I don't know what the deal with the physical side is- I wake up completely drenched in sweat every night. I am chalking it all up to the lovely protracted withdrawal, with all that kindling and stuff. Everything else feels fine but I have never had such awful sweats. Gross, sorry for sharing.

The memory chunks missing aren't quite as bad. I am trying to just deal with one day at a time and not think about how much I loathe the idea of going back to the dr for another refill.

We are snowed in today, what a ridiculous thing to be in a city and be snowed in but we got dumped on. I need groceries which sucks, but I'll deal with it when the roads clear. I don't get financial help much from my family- I totally get it. I wouldn't help me either. Lol.

The job search goes on. Staying positive- taking steps in the right direction, even if they are small ones.
I couldn't write a novel if I tried today. I spent about an hour and a half shoveling heavy snow off my driveway so I could get back up to the house.

I still haven't resumed meetings, counseling, church. Isolating is too easy. Period. Part of the plan, I need to push myself more. But because I reached out, I have people reaching out to me now. I can't let go of the life rope though... I was stupid to think I could just resume or at least get by by myself in my life.
I know I took a crazy decision to cut off most of my income to free up time to take care of me, I just need to expedite that process.

This really is not a do-it-yourself job. Not in my world, anyways.

Thanks for thinking of me. I have been reading here when I can and I feel bad for not posting more so sorry to all your newcomers and anyone else needing support. I am here, reading and pulling for all of you.
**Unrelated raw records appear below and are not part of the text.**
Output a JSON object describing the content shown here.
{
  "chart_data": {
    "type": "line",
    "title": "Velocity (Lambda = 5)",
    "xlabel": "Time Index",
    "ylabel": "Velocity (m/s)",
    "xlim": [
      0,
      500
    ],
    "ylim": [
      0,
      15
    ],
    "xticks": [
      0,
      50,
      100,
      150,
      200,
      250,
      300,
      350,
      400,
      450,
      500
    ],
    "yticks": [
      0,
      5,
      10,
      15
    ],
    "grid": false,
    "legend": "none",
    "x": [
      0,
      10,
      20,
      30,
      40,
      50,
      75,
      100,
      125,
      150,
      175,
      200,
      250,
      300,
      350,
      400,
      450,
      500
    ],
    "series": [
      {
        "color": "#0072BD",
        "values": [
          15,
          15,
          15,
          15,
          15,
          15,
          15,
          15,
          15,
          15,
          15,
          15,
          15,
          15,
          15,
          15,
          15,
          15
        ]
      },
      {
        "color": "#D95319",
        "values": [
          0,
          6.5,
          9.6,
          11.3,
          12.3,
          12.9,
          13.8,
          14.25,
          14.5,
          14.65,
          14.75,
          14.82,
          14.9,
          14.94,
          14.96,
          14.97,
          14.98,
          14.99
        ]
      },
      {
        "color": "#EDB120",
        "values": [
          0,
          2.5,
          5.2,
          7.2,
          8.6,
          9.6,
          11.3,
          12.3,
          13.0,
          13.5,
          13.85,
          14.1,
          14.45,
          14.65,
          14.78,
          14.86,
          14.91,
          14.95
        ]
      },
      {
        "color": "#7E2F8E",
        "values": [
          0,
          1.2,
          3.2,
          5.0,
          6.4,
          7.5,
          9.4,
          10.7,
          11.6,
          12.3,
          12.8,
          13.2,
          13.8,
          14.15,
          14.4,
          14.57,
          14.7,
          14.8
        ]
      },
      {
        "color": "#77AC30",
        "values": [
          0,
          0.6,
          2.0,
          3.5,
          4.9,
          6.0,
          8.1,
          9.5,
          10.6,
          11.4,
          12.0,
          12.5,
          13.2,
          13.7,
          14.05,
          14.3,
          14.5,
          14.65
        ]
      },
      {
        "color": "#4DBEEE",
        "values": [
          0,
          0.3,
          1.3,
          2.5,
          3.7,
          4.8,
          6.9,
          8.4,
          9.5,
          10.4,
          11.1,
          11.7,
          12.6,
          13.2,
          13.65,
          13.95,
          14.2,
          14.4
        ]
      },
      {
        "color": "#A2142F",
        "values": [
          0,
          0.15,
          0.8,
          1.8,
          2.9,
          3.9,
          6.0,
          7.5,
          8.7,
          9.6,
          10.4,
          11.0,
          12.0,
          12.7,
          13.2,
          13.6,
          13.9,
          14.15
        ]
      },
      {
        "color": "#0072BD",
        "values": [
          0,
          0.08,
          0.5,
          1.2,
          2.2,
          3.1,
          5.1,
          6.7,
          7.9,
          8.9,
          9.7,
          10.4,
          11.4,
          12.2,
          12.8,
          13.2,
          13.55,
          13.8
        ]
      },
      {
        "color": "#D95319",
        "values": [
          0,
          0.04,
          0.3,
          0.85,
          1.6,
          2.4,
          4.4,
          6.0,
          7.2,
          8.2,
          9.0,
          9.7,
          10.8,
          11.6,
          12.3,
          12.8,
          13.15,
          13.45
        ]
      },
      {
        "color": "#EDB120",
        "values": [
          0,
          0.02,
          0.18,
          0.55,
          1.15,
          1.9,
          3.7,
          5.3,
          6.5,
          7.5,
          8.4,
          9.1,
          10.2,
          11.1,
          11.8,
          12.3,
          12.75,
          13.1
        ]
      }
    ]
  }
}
Sometimes we all need to be a little selfish, as long as we can tell the difference between self care, and isolating.
:hug:

Gilmer 03-05-2018 03:00 PM

I hope you rest well tonight, Del. :hug:

Dee74 03-05-2018 03:34 PM

Thanks for the update Del :)

D

Delizadee 03-07-2018 09:03 AM

Well, one of the perks of being totally broke is not being able to buy booze.
I tapered off.. again. And I felt fine yesterday other than tired, a bit snappy. Sleeping a lot.
So, back to the start. I'm on day 2. That was a wasted 7 or so months.
I can't shake the feeling of wanting to drink as soon as I can- numb the stress and all that.
Keep telling myself no. I'm going to a noon meeting on Friday. I need to start off small. I hate saying that I am going to a meeting though. Usually if I don't think about it and just do it, it happens.

I can't keep lying to myself that I can drink normally and stop again when I want. I was back to going into withdrawals 6 hours after my last drink in less than 6 months.
Great science experiment. I'm done.

ScottFromWI 03-07-2018 09:09 AM


Originally Posted by Delizadee (Post 6812933)
. I hate saying that I am going to a meeting though. Usually if I don't think about it and just do it, it happens.

Sometimes we need to do things we really don't want to do, or "hate" in order to achieve the results we really want though, right? I absolutely detested the fact that I can't drink anymore, more than anything in the world at the time.

There is no shame at all in scheduling time in your day for recovery - whether it's going to a meeting, seeing a counselor, reading a book, whatever it might be.